Examples of Countries with Improved Foreign Exchange Reserves and Intervention Transparency: South Korea Case
[Asia Economy Reporter Kim Eunbyeol] The International Financial Center assessed that the U.S. Department of the Treasury welcomed South Korea's disclosure of market stabilization measures in its currency report and supported the South Korean government's plan to increase the frequency of such disclosures.
According to the International Financial Center's report on "Key Contents and Evaluation of the U.S. Treasury Currency Report" on the 18th, the U.S. Treasury maintained South Korea as a monitoring country in the currency report but supported South Korea's disclosure of market stabilization measures.
In particular, the Treasury cited South Korea as a key example in its evaluation that transparency regarding foreign exchange reserves and interventions among trading partners has recently improved. It expressed support for the South Korean government's plans to enhance transparency and timeliness.
However, in this currency report, the Treasury presented both the figures disclosed by the Korean authorities on market stabilization measures and its own estimates. The International Financial Center stated, "It is expected that the Treasury will continue to present its own estimates alongside disclosures until the frequency of market stabilization disclosures increases from semiannual to quarterly."
Additionally, in the currency report, the Treasury mentioned that the Korean won depreciated by 4% as a representative case while describing the overall strengthening of the U.S. dollar and weakening of emerging market currencies during the first half of last year. The Treasury identified economic slowdown, worsening outlook, and expectations of monetary easing as the main reasons and pointed out South Korea, along with Germany and Malaysia, as countries whose currencies were undervalued (based on International Monetary Fund (IMF) estimates of 1?7%) yet showed further depreciation.

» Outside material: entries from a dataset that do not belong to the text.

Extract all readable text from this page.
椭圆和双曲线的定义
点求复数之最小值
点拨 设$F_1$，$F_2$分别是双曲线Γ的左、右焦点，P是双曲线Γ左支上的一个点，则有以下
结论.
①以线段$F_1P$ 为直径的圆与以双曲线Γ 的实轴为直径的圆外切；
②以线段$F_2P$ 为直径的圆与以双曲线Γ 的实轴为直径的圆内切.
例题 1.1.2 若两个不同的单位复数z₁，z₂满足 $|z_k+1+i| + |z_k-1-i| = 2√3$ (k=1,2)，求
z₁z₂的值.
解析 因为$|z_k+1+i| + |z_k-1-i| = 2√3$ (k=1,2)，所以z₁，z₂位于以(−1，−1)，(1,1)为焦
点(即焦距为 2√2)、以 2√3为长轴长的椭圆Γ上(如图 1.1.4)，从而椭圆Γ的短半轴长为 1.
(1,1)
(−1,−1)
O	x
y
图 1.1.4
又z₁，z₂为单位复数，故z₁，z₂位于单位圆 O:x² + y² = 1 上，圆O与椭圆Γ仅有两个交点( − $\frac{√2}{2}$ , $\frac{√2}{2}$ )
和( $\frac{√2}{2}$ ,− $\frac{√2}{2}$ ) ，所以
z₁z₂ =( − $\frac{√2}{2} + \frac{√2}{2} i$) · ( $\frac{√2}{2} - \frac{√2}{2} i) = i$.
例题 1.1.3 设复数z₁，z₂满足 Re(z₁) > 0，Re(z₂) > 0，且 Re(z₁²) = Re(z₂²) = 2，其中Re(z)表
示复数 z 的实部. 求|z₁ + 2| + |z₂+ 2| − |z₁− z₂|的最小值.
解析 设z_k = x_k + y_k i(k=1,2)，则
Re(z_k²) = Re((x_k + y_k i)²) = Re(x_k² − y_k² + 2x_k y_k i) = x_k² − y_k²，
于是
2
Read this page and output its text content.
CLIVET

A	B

Furthermore, the U.S. Treasury urged South Korea to increase fiscal spending. The currency report noted that South Korea expanded its fiscal spending plan by 9.5% compared to the previous year and emphasized the importance of its implementation. South Korea was identified, along with Germany and the Netherlands, as a country with sufficient fiscal capacity to pursue active economic stimulus measures.
Moreover, the report suggested improving labor market duality and increasing economic participation rates through labor market reforms as a new direction for fiscal policy, recommending that this would raise potential growth rates.
Meanwhile, the currency report pointed out that Taiwan is the only major Asian country that does not disclose foreign exchange reserves according to the standards set by the IMF. It emphasized that foreign exchange and macroeconomic policies of countries meeting only one criterion each for designation as monitoring or in-depth analysis countries (such as Taiwan and Thailand) are also being closely observed.
The International Financial Center stated, "The Treasury's removal of China from the currency manipulator list in this report was a predictable outcome ahead of the signing of the U.S.-China Phase One trade agreement," noting that the global financial market's reaction immediately after the announcement was limited.
However, the International Financial Center also assessed that negative perceptions are increasing as the currency report is being used as a political tool, resulting in a loss of objectivity compared to before. It added, "It is not possible to rule out the possibility that China may be re-designated as a currency manipulator during future negotiations between the U.S. and China."